Это боль утраты, которая не оставляла Барри со дня смерти Меган, сочится сейчас из его кровоточащей души и проявляется во взгляде? И Джулия на подсознательном уровне чувствует, что в муже произошел некий сдвиг? Сам он видит в ее глазах прямо противоположное, и они потрясают его – ясные, чистые и такие настоящие. Не познавшие горя. Глаза женщины, которую он полюбил когда-то. Осознание разрушительной силы беды, постигшей их двоих, вновь обрушивается на Барри.
Джулия легонько пробегает пальцами по его шее. Прикосновение отзывается в позвоночнике словно слабым электрическим разрядом, на коже выступают мурашки. Барри не знал ласк жены вот уже почти десять лет.

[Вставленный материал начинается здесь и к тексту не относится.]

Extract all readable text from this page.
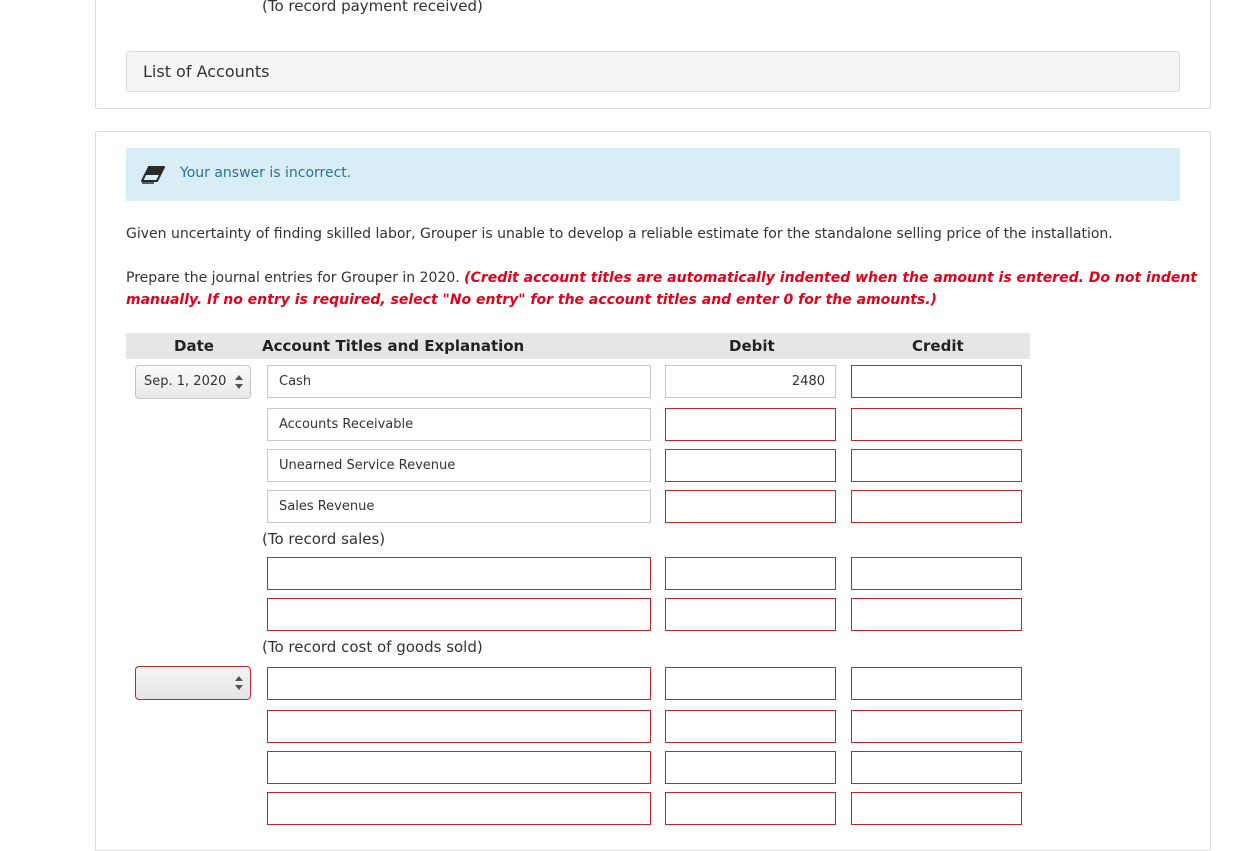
(To record payment received)
List of Accounts
Your answer is incorrect.
Given uncertainty of finding skilled labor, Grouper is unable to develop a reliable estimate for the standalone selling price of the installation.
Prepare the journal entries for Grouper in 2020. (Credit account titles are automatically indented when the amount is entered. Do not indent
manually. If no entry is required, select "No entry" for the account titles and enter 0 for the amounts.)
Date	Account Titles and Explanation	Debit	Credit
Sep. 1, 2020	Cash	2480
Accounts Receivable
Unearned Service Revenue
Sales Revenue
(To record sales)
(To record cost of goods sold)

– Что с тобой? Что-нибудь на работе?
Ну, в последний рабочий день его прикончили в депривационной капсуле, отослав сюда, так что…
– Да, если честно.
Что убивает Барри больше всего, так это звуки, запахи, прикосновения… То, как пахнет их спальня. Какие мягкие у Джулии руки. То, что он успел забыть. То, что он потерял.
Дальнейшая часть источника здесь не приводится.